The leitmotif of Berlin-based photographer Rita Lino’s oeuvre is the work-in-progress of the self. Her much applauded, breakthrough book, Entartete (2015), orchestrates ten years’ worth of unflinching, often unkind auto-portraits from unfinished projects. Real, adrift and on the brink of emotional collapse, Rita channels the complexities and vulnerabilities of living inside a body. It is, as she calls it, a “vomit of a book”; a diary-sized object, both confessional and therapeutic.
During an intensive spell of research, Rita encountered The Model: A Book on the Problems of Posing (1937), a little-known photographic guide in which the highly-stylised Hollywood imagemaker William Mortensen outlines the technical requirements for posing the model well. His considerations seem polite and mannered – “wiping away of viscous fluid-spittle from the mouth, tears and unseemly perspiration is a must” – yet there’s something cruel at their core. In Mortensen’s eyes, the model’s emotionality is “irrelevant”. The model is a “machine that needs adjustment”; an “object that MUST REMAIN in a motionless approximation to death.” Years prior, Rita had been told that Entartete would have distressed Mortensen. “I never knew such a world existed,” admits Rita. “It was dark, grotesque and utterly captivating.”
“Replica is what you might call my ‘0.2’ version of Mortensen’s book,” explains Rita. “I was interested in building a kind of Frankenstein. Mortensen’s lucid prose opened my eyes to the possibilities of shedding my ego; a concept I was previously so familiar with. In this way, my subject matter transformed… It became not so much my body but a body.

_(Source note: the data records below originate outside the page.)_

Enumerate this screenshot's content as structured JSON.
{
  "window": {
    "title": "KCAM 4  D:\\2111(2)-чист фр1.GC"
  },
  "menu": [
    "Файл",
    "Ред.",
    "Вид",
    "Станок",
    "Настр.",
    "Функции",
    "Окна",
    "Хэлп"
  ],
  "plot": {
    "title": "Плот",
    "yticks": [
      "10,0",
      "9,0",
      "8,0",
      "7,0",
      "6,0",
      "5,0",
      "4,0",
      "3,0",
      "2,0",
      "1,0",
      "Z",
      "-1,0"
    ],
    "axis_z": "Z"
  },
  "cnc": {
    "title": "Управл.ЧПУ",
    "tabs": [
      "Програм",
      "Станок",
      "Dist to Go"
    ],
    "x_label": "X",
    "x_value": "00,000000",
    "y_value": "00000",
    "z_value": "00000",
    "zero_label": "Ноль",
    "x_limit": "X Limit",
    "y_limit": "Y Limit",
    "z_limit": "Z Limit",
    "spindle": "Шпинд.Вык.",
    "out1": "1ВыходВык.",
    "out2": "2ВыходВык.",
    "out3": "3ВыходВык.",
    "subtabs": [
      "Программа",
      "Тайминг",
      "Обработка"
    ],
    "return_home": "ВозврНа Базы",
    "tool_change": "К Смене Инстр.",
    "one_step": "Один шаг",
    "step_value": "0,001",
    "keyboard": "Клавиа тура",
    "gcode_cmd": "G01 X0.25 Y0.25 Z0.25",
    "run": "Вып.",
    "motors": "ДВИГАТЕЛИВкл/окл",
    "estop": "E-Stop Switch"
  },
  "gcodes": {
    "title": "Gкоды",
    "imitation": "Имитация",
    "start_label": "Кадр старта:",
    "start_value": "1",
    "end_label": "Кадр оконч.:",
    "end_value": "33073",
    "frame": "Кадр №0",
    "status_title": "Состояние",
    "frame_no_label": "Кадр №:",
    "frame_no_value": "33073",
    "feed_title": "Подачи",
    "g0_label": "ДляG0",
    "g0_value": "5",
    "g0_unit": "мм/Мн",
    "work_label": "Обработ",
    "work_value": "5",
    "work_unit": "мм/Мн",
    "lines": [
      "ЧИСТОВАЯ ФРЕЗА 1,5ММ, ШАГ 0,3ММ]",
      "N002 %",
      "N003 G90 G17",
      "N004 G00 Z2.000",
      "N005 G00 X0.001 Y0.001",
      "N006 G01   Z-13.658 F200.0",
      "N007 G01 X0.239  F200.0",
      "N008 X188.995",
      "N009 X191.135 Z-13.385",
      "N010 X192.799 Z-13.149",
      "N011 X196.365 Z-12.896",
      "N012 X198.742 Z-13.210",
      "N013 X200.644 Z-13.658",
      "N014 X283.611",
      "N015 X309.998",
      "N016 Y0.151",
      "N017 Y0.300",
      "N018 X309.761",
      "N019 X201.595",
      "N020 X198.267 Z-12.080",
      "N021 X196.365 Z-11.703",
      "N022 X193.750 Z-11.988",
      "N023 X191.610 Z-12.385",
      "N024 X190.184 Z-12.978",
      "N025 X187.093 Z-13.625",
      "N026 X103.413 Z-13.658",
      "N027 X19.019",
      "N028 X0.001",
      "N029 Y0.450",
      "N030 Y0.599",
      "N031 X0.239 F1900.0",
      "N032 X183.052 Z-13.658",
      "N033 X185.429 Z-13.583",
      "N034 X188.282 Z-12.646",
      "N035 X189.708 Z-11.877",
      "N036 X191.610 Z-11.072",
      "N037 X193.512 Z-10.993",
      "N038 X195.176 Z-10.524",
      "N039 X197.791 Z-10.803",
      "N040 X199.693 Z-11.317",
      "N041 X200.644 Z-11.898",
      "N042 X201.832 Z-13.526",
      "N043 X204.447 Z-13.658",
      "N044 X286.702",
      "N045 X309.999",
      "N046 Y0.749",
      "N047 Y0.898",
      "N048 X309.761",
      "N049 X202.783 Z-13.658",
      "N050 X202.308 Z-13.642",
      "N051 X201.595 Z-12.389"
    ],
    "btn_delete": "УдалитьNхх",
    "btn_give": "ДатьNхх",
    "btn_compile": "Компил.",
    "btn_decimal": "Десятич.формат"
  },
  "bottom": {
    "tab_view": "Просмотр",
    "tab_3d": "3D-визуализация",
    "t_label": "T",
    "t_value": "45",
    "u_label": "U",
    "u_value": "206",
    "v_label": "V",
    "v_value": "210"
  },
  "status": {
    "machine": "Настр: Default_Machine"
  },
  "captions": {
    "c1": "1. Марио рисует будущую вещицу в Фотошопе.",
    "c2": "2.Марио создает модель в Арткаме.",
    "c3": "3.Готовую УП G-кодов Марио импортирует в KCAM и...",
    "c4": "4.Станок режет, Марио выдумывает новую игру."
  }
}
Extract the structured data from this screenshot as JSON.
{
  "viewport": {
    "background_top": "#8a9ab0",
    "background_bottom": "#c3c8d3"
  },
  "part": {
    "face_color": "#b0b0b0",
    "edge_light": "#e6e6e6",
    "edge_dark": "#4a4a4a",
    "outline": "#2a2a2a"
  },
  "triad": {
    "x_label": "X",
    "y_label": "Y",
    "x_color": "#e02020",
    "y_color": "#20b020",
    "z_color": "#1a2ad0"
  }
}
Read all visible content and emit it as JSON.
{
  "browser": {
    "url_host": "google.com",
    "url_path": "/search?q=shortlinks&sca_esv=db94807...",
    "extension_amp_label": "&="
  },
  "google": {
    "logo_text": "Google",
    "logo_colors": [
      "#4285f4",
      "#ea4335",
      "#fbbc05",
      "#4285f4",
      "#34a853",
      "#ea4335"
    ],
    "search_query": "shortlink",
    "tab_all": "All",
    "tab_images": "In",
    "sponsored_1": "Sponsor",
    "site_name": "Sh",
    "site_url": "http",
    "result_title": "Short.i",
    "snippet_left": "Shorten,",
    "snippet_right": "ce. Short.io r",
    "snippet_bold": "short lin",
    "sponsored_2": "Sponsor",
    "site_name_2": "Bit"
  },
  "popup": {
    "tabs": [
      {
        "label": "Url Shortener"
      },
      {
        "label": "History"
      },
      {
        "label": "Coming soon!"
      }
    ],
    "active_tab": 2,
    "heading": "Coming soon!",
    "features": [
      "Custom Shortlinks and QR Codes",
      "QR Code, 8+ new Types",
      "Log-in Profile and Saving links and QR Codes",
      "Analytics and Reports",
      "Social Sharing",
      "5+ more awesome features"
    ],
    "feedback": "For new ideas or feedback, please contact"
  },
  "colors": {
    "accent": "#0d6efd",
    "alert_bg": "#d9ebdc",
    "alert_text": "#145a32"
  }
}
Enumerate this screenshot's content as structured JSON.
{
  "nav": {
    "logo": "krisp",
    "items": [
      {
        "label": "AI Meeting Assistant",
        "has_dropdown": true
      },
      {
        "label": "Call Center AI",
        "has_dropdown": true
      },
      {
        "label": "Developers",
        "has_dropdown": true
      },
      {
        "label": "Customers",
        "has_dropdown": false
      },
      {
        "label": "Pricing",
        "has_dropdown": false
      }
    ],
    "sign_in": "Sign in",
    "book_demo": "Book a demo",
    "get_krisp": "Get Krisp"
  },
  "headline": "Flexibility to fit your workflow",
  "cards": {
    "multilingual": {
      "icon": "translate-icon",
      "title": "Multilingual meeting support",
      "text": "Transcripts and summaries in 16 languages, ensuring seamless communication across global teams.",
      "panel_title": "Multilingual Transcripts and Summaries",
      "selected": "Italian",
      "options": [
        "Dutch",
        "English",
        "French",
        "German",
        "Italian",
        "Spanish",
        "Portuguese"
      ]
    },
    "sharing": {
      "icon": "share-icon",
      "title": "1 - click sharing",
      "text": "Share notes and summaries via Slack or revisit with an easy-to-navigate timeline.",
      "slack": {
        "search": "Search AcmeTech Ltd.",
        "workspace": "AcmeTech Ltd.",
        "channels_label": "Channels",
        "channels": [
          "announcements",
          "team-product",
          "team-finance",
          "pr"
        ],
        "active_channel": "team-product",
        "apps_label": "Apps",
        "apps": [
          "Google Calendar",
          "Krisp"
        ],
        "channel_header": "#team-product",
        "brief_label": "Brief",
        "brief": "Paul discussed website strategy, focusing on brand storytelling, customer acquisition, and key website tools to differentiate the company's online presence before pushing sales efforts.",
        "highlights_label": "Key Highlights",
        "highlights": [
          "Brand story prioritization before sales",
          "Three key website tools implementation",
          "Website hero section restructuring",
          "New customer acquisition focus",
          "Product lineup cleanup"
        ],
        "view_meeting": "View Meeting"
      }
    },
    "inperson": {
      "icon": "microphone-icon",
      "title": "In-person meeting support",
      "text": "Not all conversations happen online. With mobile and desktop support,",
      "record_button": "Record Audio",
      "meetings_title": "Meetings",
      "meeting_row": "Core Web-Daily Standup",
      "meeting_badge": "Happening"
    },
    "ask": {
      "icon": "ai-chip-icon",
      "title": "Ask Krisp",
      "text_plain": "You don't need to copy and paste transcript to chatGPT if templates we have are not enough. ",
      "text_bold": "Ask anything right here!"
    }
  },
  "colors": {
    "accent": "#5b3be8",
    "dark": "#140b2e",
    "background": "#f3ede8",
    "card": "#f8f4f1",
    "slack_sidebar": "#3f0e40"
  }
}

After all, this was never about looking good or looking bad, but rather cutting myself into pieces in order to probe the elements of line, shape and tonality.” Rita’s conceptually-driven book thus constitutes a dramatic departure for the artist. Riffing off Mortensen’s restrictive dictums, she characterises herself not as an instinctive spectacle of emotional lives, but a calculated series of images.
“Does anyone really care about my life story?” ponders Rita, for whom self-cancellation within the frame was an act of liberation. “I began pointing my camera in angles I had never thought about before, and, indeed, ways I would never shoot a model myself.” As if to seek equivalent expression elsewhere, Rita sometimes conceals her face with black cloth or plaster with which she makes masks. Mortensen writes that in the event of “severe scarring, hair loss, baldness or anything which obstructs the fashion of the hairstyles of the day”, frontal views of the model are forbidden. In an extreme and somewhat facetious eschewal of Mortensen’s guideline, Rita postures on a pedestal with a bald head.
The transition from human to object Rita undergoes gets to the heart of the essential representative conundrum of photography. That is, how to convey something three-dimensional via a two-dimensional surface? Where Mortensen disguised his heavy manipulations by rubbing his prints with pumice stones, thereby achieving an etched effect, Rita outwardly flaunts the medium’s artifice. Retakes, chemical distortions and black-and-white film are all put to powerful effect as a way of giving rise to what Rita calls the “body of an image”. She adds: “Manipulating reality is how I make my own.”
Rita’s inventive replications of the body confirm her maturity as an artist actively looking to break the mould, and hers too. Finding currency in objecthood – Mortensen’s fantasy of the death-model – she flies in the face of a contemporary society that champions personal and political will. Replica might leave you longing for something more, but perhaps that something can’t be rendered by the lens anyway. As always in Rita’s work, revelation is within reach, but remains one frame away.
‘Replica‘ by Rita Lino is published by Art Paper Editions.